Certains de ces mouvements ont des « zones de contact avec certaines branches de l'ultra-droite avec lesquelles ils partagent des esthétiques et parfois des discours similaires. »

Le PNAT a, dès lors, souligné que « tous ces mouvements n'appellent pas les mêmes réponses » et constaté que « pour le moment, seuls les extrémistes masculinistes Incels ont répondu aux critères permettant de les faire entrer dans les qualifications applicables en matière de terrorisme ».

Le fait qu'il y ait un discours idéologique sous-jacent à un acte extrêmement violent ne signifie pas que cet acte s'inscrit dans le cadre d'une entreprise terroriste.

Le procureur de la République antiterroriste a ainsi expliqué aux rapporteures que les faits retenus dans le cadre d'une qualification d'acte de terrorisme devaient s'inscrire dans ce que la loi définit comme une « entreprise terroriste » à savoir un projet perpétré pour conduire à un effroi et une terreur, par le trouble créé dans la société, qui la conduirait ainsi à basculer.

Citant Raymond Aron217(*), « une action violente est dénommée terroriste lorsque ses effets psychologiques sont hors de proportion avec ses résultats purement physiques », le procureur de la République antiterroriste a estimé que tous les masculinistes ne sont pas ipso facto susceptibles d'être qualifiés de terroristes, précisant que seuls le sont « ceux qui mènent un projet, une « entreprise » dont le seul but est de créer un climat de terreur ou d'intimidation au sein de la société, en recourant à un mode d'action violent qui cible aveuglément n'importe quelle personne. Il ne peut s'agir de régler un seul différend personnel. Le projet doit être construit et répondre à une idéologie mortifère qui ne vise pas seulement à régler des comptes d'ordre personnel mais bien porter un message à l'ensemble de la société. »

Il a également indiqué que, « dans de nombreuses situations, nous avons, après avoir procédé à une évaluation, conclu que les agissements, bien que dramatiques car ayant attenté à la vie de personnes, n'étaient pas terroristes car répondant à des ressorts profondément personnels, ou encore, dans certains cas, à une absence de rationalité liée à un trouble psychique, ressorts ayant primé sur la gravité de l'acte et ne permettant pas, dès lors, d'y conférer une qualification terroriste. »

Les faits entraînent donc de vraies discussions collégiales au sein du Parquet pour décider de leur qualification terroriste ou non.

Un des critères déterminants dans la décision de la qualification terroriste de l'acte violent commis concerne l'existence, ou non, d'un rapport interpersonnel entre l'auteur et la ou les victimes.

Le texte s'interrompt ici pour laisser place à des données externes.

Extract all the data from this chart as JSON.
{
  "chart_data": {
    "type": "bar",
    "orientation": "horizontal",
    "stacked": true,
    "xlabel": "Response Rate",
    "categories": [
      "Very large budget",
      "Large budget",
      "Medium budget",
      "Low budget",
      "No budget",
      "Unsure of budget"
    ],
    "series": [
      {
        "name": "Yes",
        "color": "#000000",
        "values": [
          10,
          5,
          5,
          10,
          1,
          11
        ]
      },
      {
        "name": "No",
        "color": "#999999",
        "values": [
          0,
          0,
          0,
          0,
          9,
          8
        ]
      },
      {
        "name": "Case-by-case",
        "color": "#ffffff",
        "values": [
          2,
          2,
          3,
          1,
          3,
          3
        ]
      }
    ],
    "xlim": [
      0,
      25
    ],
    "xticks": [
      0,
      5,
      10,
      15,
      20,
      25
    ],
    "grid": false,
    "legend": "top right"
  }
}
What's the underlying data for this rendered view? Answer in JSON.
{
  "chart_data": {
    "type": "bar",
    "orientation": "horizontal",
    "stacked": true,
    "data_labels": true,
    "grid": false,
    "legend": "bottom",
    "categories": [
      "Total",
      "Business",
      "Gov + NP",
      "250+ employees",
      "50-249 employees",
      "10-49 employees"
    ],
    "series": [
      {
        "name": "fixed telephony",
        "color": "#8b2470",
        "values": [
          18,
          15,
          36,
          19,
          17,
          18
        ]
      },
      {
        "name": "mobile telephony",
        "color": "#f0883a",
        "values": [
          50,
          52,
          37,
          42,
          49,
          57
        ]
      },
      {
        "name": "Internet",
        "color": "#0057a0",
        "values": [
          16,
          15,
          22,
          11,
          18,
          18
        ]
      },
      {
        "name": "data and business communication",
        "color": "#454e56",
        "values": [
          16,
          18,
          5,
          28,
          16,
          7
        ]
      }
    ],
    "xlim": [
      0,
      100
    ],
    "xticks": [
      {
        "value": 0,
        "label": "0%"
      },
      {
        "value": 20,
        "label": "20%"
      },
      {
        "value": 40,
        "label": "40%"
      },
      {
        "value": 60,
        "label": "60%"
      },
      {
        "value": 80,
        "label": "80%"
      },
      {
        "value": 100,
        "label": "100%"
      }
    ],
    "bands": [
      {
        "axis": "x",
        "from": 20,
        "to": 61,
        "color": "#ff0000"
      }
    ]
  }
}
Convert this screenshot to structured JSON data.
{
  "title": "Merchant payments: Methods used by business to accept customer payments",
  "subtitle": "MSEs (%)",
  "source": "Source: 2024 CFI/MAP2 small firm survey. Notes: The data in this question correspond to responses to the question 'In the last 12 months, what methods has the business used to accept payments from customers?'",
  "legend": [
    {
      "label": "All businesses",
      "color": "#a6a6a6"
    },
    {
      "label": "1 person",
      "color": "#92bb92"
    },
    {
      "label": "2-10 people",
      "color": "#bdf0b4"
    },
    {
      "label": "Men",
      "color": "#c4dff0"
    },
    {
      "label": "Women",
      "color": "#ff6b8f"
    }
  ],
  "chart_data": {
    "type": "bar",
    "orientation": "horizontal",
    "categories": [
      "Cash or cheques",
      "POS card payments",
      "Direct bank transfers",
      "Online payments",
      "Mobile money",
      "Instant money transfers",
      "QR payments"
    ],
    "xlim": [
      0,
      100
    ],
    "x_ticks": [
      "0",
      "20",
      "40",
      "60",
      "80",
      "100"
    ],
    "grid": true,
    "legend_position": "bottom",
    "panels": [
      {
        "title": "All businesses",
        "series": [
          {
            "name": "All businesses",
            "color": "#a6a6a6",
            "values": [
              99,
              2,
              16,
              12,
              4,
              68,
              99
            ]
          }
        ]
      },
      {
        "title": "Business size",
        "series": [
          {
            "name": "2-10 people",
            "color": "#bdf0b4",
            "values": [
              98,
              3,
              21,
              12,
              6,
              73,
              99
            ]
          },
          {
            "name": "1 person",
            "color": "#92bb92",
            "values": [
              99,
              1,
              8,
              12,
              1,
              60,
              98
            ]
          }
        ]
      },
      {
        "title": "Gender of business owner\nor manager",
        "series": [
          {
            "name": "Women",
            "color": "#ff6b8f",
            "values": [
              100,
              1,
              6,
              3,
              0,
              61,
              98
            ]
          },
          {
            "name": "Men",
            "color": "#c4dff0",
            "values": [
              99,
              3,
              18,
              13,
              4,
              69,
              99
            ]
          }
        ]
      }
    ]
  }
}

En effet, le terroriste ne va pas, a priori, frapper quelqu'un avec lequel il a un rapport interpersonnel. Il frappe en général aveuglément. Cela ne signifie pas que l'existence d'un conflit interpersonnel exclut, par principe, la qualification terroriste mais il s'agit souvent d'un critère discriminant. Le propre du terrorisme est de servir un discours qui va au-delà du conflit interpersonnel.

3. La sensibilisation plus générale de l'ensemble de la chaîne pénale à ces nouvelles formes de radicalité pouvant mener à la violence

Si la DGSI et le PNAT ont d'ores et déjà intégré dans leur stratégie l'existence d'un risque terroriste et d'une radicalité pouvant mener à la violence, issus des courants masculinistes parmi les plus radicaux, notamment la mouvance incel, il est important que ces nouvelles formes de radicalité puissent être appréciées dans toute leur complexité par l'ensemble de la chaîne pénale, et plus particulièrement par l'ensemble des parquets territoriaux.

À cet égard, dans sa contribution écrite transmise aux rapporteures, le PNAT indique que « ces courants, cette nébuleuse, qui proposent une vision radicale de la virilité et des discours misogynes haineux, ne sont absolument pas ignorés de l'institution judiciaire et sont au contraire pris très au sérieux par les parquets, qui s'emploient à y apporter une réponse adaptée et graduée ».

Cette réponse est apportée de plusieurs façons :

- par des procédures de droit commun conduites par tout parquet mais désormais dans le cadre des pôles VIF ;

- par le Parquet de Paris pour la haine en ligne avec sa section spécialisée, le Pôle national de lutte contre la haine en ligne (PNLH),

- par le Parquet national antiterroriste (PNAT) qui, on l'a vu, s'est saisi d'une première procédure ayant basculé dans le terrorisme en 2025.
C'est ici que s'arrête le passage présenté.